Home was five floors above that white car. The wall that students used to jump over to escape school supervision is now gone, along with your view, having been replaced by a new housing unit! Let’s walk around to the other side and see…

another housing unit (left) that has been built to replace that smelly little toxic lead-paint manufacturing operation next door–how’d they ever get into your school? Up to your door on the fifth floor…

and look out over the track and field where the Cappa-Weara Guy from Australia played football with the students.

Yes! They put a building on the football field and left the track.

实训楼 “Hands-On Training Lab” means “no more football.”

The house of shattered dreams!

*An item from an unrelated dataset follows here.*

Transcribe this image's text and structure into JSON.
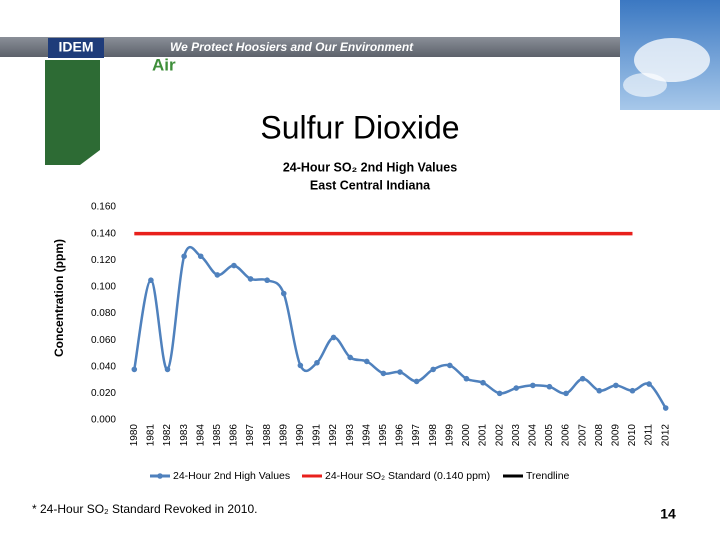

After all the research and gathering of materials in America for a dream English Center, just broken promises.

Hey, they’ve got a soaring dragon, too!

To the front gate…

and out on the street–which is now a four-lane road–no more bumps and sawed off tree stumps sticking up out of the pavement (like the one I hit with my foot when riding my bike at midnight–luckily I was wearing low-top boots instead of shoes). And I don’t know how they took that one turn out of the road, but they did, so that it’s now a straight shot all the way to the interchange, which the 1800 Goldwing could do in about 30 seconds if you got everybody off the street.

Look right…

turn left…

past the bridge (which is now a gentle rise just before this intersection)…

stop for noodles…

and finally, Salvadore’s! Coffee, anyone?